Fiscal Affairs Department is chiefly responsible for providing advice on tax and

customs administration, public expenditure management and budgeting, tax policy,

pension reform and social safety net design, and public expenditure reviews.

Statistics Department helps members comply with internationally accepted

standards of statistical reporting.

Legal Department provides assistance to members in drafting legislation and

educating senior government lawyers, mainly in laws of central banking, commercial

banking, foreign exchange, and fiscal affairs.
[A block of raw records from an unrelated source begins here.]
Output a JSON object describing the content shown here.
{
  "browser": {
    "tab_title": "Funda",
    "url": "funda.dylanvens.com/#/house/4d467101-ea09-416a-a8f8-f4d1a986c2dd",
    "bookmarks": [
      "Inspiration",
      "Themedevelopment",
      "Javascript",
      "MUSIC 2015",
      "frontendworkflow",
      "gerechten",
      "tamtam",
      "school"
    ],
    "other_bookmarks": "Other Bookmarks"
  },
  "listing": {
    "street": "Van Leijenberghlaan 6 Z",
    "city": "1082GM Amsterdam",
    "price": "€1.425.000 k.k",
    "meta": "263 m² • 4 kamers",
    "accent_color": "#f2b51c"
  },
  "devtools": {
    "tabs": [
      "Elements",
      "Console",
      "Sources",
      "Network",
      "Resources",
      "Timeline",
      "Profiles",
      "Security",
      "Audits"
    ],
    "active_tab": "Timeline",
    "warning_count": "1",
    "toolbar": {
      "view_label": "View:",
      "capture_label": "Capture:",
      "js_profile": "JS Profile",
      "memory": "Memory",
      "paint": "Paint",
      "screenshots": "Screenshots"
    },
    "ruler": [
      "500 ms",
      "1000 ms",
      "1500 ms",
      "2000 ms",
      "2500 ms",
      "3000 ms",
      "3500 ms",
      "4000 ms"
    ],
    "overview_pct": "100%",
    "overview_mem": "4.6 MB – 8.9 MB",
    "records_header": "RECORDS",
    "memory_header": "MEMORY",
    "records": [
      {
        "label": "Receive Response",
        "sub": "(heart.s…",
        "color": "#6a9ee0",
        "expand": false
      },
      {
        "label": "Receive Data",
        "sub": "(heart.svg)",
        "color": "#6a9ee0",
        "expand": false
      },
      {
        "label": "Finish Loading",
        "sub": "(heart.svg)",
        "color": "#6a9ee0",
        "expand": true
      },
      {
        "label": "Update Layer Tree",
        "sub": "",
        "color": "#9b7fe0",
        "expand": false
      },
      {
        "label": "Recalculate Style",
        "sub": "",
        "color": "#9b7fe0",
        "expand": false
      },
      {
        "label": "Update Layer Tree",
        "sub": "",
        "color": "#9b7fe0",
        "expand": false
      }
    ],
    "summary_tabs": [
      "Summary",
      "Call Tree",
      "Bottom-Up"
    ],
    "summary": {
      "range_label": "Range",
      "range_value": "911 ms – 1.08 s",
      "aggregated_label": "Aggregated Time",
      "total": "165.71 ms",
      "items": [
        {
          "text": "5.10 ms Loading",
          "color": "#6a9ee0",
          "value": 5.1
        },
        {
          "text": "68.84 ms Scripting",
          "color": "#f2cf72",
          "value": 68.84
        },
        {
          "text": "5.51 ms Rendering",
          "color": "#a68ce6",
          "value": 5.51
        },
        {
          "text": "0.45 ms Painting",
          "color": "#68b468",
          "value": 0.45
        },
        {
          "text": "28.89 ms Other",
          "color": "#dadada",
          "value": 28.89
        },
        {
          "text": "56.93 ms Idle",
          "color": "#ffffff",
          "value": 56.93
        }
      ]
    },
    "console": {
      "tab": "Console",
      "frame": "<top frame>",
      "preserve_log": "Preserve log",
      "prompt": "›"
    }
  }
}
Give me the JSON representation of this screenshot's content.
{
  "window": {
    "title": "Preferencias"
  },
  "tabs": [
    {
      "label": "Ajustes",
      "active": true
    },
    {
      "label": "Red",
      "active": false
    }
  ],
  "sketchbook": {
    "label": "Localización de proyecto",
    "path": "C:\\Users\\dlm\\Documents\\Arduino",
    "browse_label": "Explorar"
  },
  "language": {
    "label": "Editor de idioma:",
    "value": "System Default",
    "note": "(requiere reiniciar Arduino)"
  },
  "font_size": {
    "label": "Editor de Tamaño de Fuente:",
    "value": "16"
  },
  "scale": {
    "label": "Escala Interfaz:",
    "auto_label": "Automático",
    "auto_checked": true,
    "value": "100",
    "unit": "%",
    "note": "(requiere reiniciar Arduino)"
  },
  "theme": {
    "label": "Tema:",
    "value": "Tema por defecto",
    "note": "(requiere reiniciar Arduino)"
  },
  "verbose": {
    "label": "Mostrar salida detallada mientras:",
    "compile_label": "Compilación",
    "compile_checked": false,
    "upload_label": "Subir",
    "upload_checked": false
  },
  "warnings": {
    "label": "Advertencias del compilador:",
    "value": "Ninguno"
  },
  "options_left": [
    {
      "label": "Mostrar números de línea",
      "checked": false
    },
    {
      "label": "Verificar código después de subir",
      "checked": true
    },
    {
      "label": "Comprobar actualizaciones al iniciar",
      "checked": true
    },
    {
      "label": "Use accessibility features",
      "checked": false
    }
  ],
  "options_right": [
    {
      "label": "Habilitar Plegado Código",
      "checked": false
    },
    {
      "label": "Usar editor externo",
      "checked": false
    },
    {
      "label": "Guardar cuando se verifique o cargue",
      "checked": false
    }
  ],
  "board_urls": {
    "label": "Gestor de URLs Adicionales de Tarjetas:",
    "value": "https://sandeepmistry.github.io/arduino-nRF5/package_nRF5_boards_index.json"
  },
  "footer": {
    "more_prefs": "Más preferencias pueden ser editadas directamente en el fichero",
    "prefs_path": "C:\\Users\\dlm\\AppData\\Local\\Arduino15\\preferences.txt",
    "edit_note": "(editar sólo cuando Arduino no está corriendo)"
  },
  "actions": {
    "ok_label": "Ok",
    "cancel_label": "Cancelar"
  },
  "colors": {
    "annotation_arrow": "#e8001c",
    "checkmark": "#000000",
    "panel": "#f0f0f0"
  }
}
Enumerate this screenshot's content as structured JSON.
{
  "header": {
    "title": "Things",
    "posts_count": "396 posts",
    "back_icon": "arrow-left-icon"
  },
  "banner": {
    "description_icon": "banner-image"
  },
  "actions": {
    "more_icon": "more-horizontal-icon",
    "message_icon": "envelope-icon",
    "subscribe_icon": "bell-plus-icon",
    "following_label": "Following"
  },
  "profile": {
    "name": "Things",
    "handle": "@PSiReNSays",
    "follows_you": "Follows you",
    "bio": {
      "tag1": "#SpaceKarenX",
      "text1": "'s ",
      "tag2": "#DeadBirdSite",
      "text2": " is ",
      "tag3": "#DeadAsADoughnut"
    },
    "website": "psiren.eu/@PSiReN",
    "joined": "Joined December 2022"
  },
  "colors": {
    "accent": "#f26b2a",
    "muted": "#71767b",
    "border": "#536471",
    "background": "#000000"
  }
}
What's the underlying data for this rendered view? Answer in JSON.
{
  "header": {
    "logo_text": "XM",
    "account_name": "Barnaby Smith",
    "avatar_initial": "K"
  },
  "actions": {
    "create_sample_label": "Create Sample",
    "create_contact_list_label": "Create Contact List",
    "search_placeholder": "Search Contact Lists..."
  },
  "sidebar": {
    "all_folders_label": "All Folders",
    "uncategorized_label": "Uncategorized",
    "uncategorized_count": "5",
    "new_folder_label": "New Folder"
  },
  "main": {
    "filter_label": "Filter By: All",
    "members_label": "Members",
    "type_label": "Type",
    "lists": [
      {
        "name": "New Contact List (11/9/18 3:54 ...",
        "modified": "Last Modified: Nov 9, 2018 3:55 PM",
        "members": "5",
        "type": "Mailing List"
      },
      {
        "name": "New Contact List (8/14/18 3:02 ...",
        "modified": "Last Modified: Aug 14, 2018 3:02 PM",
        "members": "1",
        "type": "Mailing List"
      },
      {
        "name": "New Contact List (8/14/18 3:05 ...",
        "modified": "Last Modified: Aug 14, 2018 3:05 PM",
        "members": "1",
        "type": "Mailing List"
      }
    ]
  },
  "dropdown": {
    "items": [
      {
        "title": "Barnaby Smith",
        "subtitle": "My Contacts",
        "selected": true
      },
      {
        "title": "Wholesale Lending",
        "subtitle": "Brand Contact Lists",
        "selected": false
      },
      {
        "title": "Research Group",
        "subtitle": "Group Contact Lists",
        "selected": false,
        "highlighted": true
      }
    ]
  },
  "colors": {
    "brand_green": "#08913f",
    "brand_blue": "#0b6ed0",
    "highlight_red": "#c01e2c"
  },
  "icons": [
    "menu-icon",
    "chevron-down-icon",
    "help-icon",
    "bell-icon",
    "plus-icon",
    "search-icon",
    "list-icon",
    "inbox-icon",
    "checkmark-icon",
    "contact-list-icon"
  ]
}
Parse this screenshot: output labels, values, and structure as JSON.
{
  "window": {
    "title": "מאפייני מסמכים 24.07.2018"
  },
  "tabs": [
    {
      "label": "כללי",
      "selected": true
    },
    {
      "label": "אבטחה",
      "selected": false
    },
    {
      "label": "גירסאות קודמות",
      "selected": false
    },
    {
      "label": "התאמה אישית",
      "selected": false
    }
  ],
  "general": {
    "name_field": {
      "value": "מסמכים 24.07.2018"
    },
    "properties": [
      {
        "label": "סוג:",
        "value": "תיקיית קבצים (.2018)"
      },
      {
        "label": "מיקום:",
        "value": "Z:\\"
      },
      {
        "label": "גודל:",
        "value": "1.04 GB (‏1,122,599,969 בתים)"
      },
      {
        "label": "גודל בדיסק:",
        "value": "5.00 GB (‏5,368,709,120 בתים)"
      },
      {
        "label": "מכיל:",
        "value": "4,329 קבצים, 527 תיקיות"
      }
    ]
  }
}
Treasurer’s Department provides technical assistance on the IMF’s financial

organization and operations, the establishment and maintenance of IMF accounts,

and accounting for IMF transactions and positions by members.

As mentioned previously, there is also a large training program that addresses all

areas of interest to the IMF, that is provided in Washington, at regional institutes,

and, from time to time, in member countries by the IMF Institute.

Delivering technical assistance

Advisory missions provide an important component of the IMF’s technical assistance

activities. They offer advice on monetary, fiscal, and statistical problems that often lie

at the heart of the macroeconomic imbalances that countries wish to address. In

addition, the IMF places experts in the field for periods ranging from six months to

two years to assist in the implementation of policy reform recommendations.

Traditionally, IMF technical assistance has had a single, well-focused objective and

a relatively short time span. However, in recent years, technical assistance projects

have grown both larger and more complex. Time horizons have lengthened, and

multiple sources of financing have been needed to underwrite costs. Large projects

now may involve more than one IMF department and more than one donor.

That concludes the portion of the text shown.